Because a donkey is an animal that is used to suffering, to suffering, to hard life and physical work. And just a few carrots as a reward. Eo, a lovable gray donkey who was played by six of these wonderful animals, did not have a godlike life even in the circus, where he occasionally worked with the trainer Kassandra (Sandra Drzymalska). Even the beginning of the film was shot in an avant-garde, expressionistic style, with flashy colors, stroboscopic lights, and the visual strikingness is one of the features of that film. Well, even though it was a circus attraction, life with Kassandra was certainly a poem compared to what would follow when the circus closed after protests by animal rights activists.

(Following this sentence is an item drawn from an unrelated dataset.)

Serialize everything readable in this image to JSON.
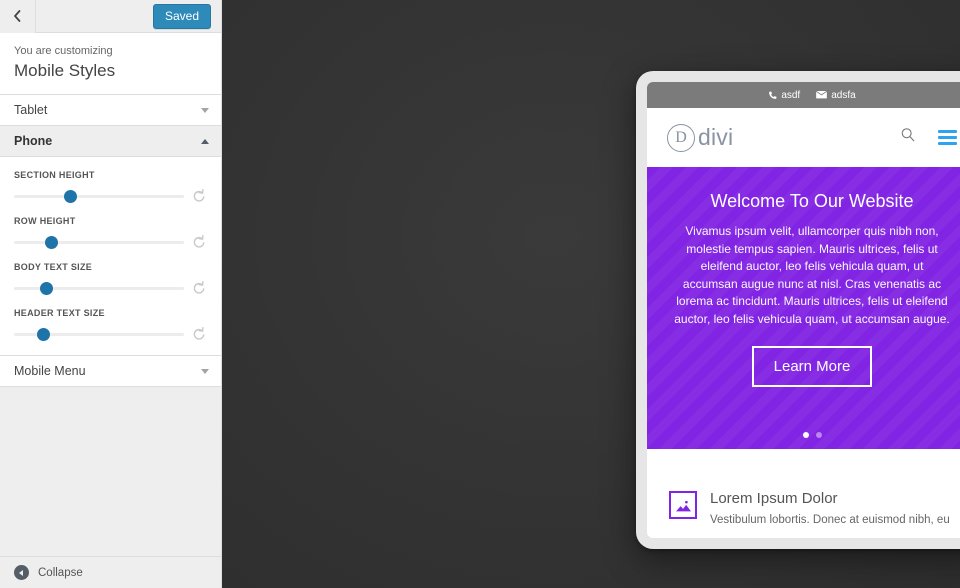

He will end up during his odyssey mostly with bad and even worse people, and don’t worry, it’s not one of those pathetic heart-wrenching movies about animals, mostly dogs, who pass numerous obstacles, walk hundreds and thousands of kilometers to reach their owners. “EO” could also be described as a series of unusual vignettes about today’s Poland and its people, but it is not only a story about Poland, but something universal, and Skolimowski could have set the plot in any European or even world country. This is how EO will end in the company of football fans, it will almost end in sausages, in a schinteraj, and Skolimowski brilliantly achieves the impression that the viewer is really looking at the world through the eyes of that unfortunate donkey. Although everything we will see in “EO” is definitely not beautiful, it is a visually striking film, poetic, highly aestheticized in which attention was paid to every smallest detail, an impressive philosophical drama that was eventually nominated for an Oscar in the category of best foreign film.